Tuesday, December 16, 2014

Dybbuk


How appropriate is it that on the first night of Hanukkah we get a monster from Jewish folklore?  (Chag sameach, by the way.)  The dybbuk is a malevolent deceased soul that possesses a living host to achieve its ends.  The Bestiary 3 version serves up exactly that: a malicious undead puppeteer that’s quite powerful (CR 15) to boot (and with some blood-red hands for good measure). 

Unlike ghosts, dybbuks tend to wander widely, and worse yet, they only get meaner over time, reveling in the heartache and suffering they cause.  And a series of special and spell-like abilities make them consummate puppeteers, able to manipulate minds, bodies, and objects with equal facility.  All undead are tormented by their conditions, but dybbuks seem especially eager to spread the torment around—ideally among the societies of the living. 

Whether your campaign takes place on Golarion, a homebrew setting, or an alternate Earth a lot like our own—in any reality, laying one of these monsters to rest is a mitzvah.

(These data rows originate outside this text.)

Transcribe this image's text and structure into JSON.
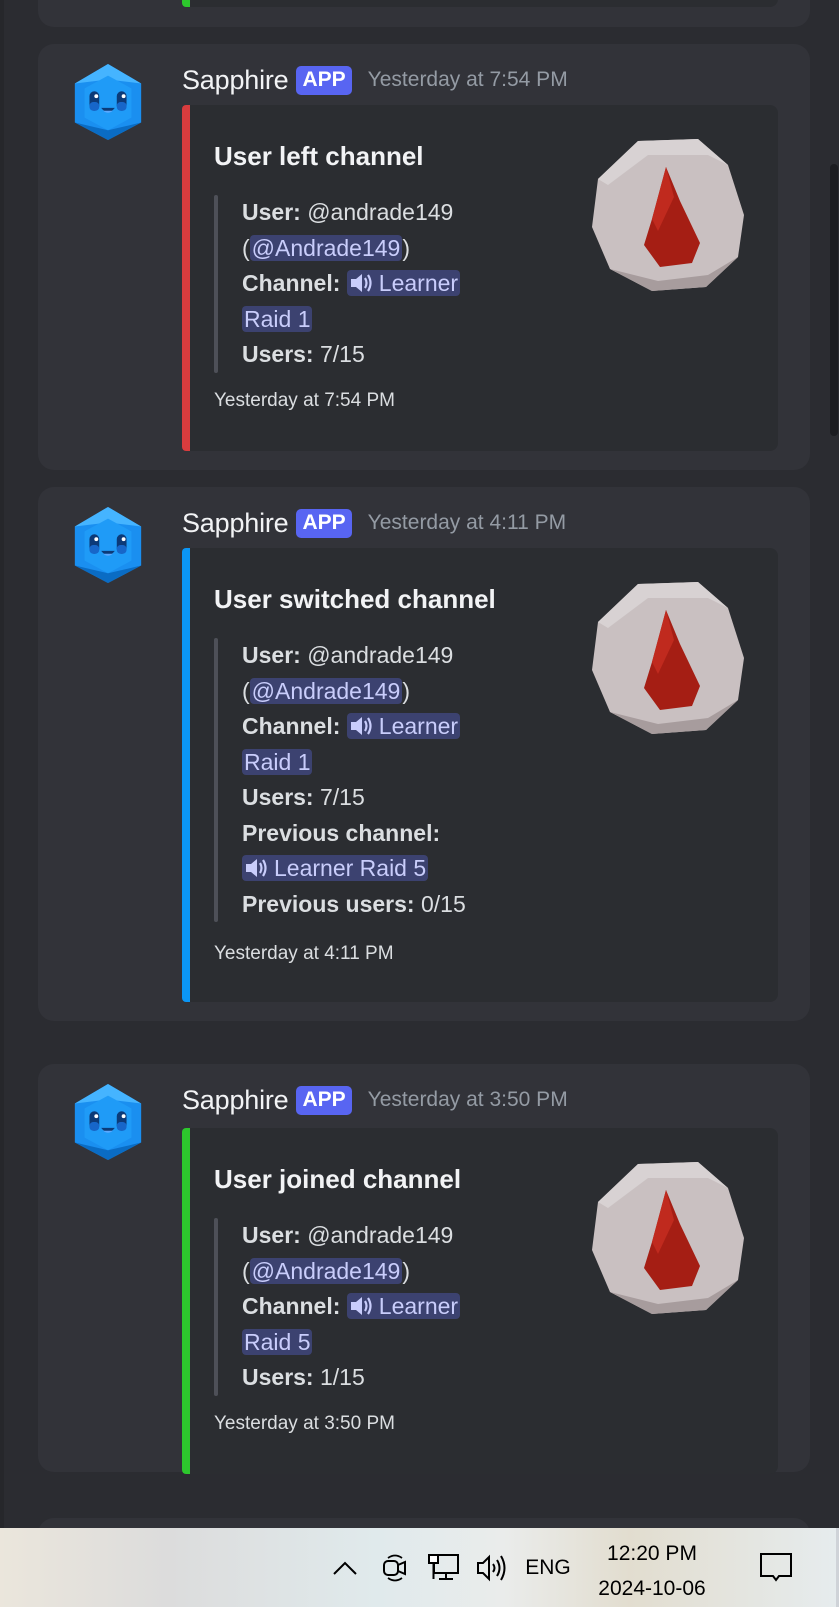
{
  "messages": [
    {
      "author": "Sapphire",
      "badge": "APP",
      "timestamp": "Yesterday at 7:54 PM",
      "embed": {
        "color": "#d83c3e",
        "title": "User left channel",
        "user_label": "User:",
        "user_value": "@andrade149",
        "user_mention": "@Andrade149",
        "channel_label": "Channel:",
        "channel_line1": "Learner",
        "channel_line2": "Raid 1",
        "users_label": "Users:",
        "users_value": "7/15",
        "footer": "Yesterday at 7:54 PM",
        "thumbnail": "blood-rune-icon"
      }
    },
    {
      "author": "Sapphire",
      "badge": "APP",
      "timestamp": "Yesterday at 4:11 PM",
      "embed": {
        "color": "#0b96f5",
        "title": "User switched channel",
        "user_label": "User:",
        "user_value": "@andrade149",
        "user_mention": "@Andrade149",
        "channel_label": "Channel:",
        "channel_line1": "Learner",
        "channel_line2": "Raid 1",
        "users_label": "Users:",
        "users_value": "7/15",
        "prev_channel_label": "Previous channel:",
        "prev_channel": "Learner Raid 5",
        "prev_users_label": "Previous users:",
        "prev_users_value": "0/15",
        "footer": "Yesterday at 4:11 PM",
        "thumbnail": "blood-rune-icon"
      }
    },
    {
      "author": "Sapphire",
      "badge": "APP",
      "timestamp": "Yesterday at 3:50 PM",
      "embed": {
        "color": "#2dc72d",
        "title": "User joined channel",
        "user_label": "User:",
        "user_value": "@andrade149",
        "user_mention": "@Andrade149",
        "channel_label": "Channel:",
        "channel_line1": "Learner",
        "channel_line2": "Raid 5",
        "users_label": "Users:",
        "users_value": "1/15",
        "footer": "Yesterday at 3:50 PM",
        "thumbnail": "blood-rune-icon"
      }
    }
  ],
  "taskbar": {
    "tray_icons": [
      "chevron-up-icon",
      "meet-now-icon",
      "network-icon",
      "volume-icon"
    ],
    "language": "ENG",
    "time": "12:20 PM",
    "date": "2024-10-06",
    "notification_icon": "action-center-icon"
  }
}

Every theater has its ghosts—and its pariahs.  After a series of accidents befalls the Golden Curtain, a local club-footed puppeteer is blamed—for surely only he has the skill with ropes and special effects to have done the deed.  (“And surely he is envious of those whose craft takes them upon the stage, not below it.”)  Innocent but determined not to be arrested (the city’s jails are notorious deathtraps), the puppeteer constructs ever more elaborate snares and traps to foil pursuers.  Meanwhile the accidents continue, courtesy of the dybbuk spirit of a watchmen who failed to prevent the arson that destroyed the Silver Curtain a decade ago.  Worse yet, he has possessed the proprietor of the wax museum next door, giving him an army of animated statues with which to confuse and assault investigators.

A druid committed suicide after an illicit affair caused him to miss the signs of blight descending upon his ward.  He returned as a dybbuk to punish those whose carelessness and pollution brought the blight, but over time the undead druid grew to care more about toying with mortals than cleaning his spiritual slate.  In particular, he torments the family of the woman he once loved so dearly—and who he blames for his downfall.  The dybbuk can be redeemed if he is lured back to the ancient wood where he first took the Green Oath.  But any adventurers trying to do so will have to overcome not only the reluctant dybbuk, but the manitou guardian dedicated to keeping such fell influences out of the forest.

When Georg Schulmann donates his fortune to put a new wing on the synagogue, gossips say he must have been possessed by an ibbur, a benevolent spirit.  A young scribe isn’t so sure.  He contacts adventurers after noticing that the blueprints for the new wing reference designs and sigils no rabbi would approve—including a pentagram, swirling spirals, and references to something called a “shoggoth.”  He begs the adventurers to find out the truth about whether Schulmann is possessed—and by what—once and for all.

Pathfinder Bestiary 3 108

Speaking of ibburs, you might be able to construct a homebrew ibbur by making a dybbuk neutral good and swapping its harmful abilities with positive ones.  Even then it will still have the potential to be an intimidating ally…

So apparently the dybbuk’s name comes via Yiddish from the Hebrew word for “adhere”…which makes the dybbuk the Jewish adherer!  Whoa.  I just blew my own mind right there.

Seriously, though, I won’t pretend to be an expert on Jewish folklore (even if I did go to high school right next to Pikesville)—the farthest I go back is Bruno Schulz’s amazing short story collection The Street of Crocodiles.  If any of you know of any good dybbuk tales, please let us know in the comments/reblogs!

3.5 fans will recall that the dybbuk label also got put on a kind of jellyfish-like loumara, a new race of demon presented in Fiendish Codex I: Hordes of the Abyss.  Slapping the name of one monster on another is a pet peeve of mine, but loumara were a pretty cool idea in general.

And with that dear readers, another milestone.  Today we are done with the Bestiary 3. 

(Or mostly done, at any rate.  At time of writing, I still need to go back and finish up the entries for the upasunda, yithian, and akvan, the drafts for which are scattered on two computers.  That’s what Christmas break is for!)  That’s (almost) every monster since the ecorche back in January of 2012.  Once again, thanks for sticking with me on this bizarre journey.

1 comment:

  1. "Speaking of ibburs, you might be able to construct a homebrew ibbur by making a dybbuk neutral good and swapping its harmful abilities with positive ones. Even then it will still have the potential to be an intimidating ally…"

    Especially when you consider what the opposite of a pain touch is...

    So...anyone have any ideas on tying Arshea to Jewish mysticism?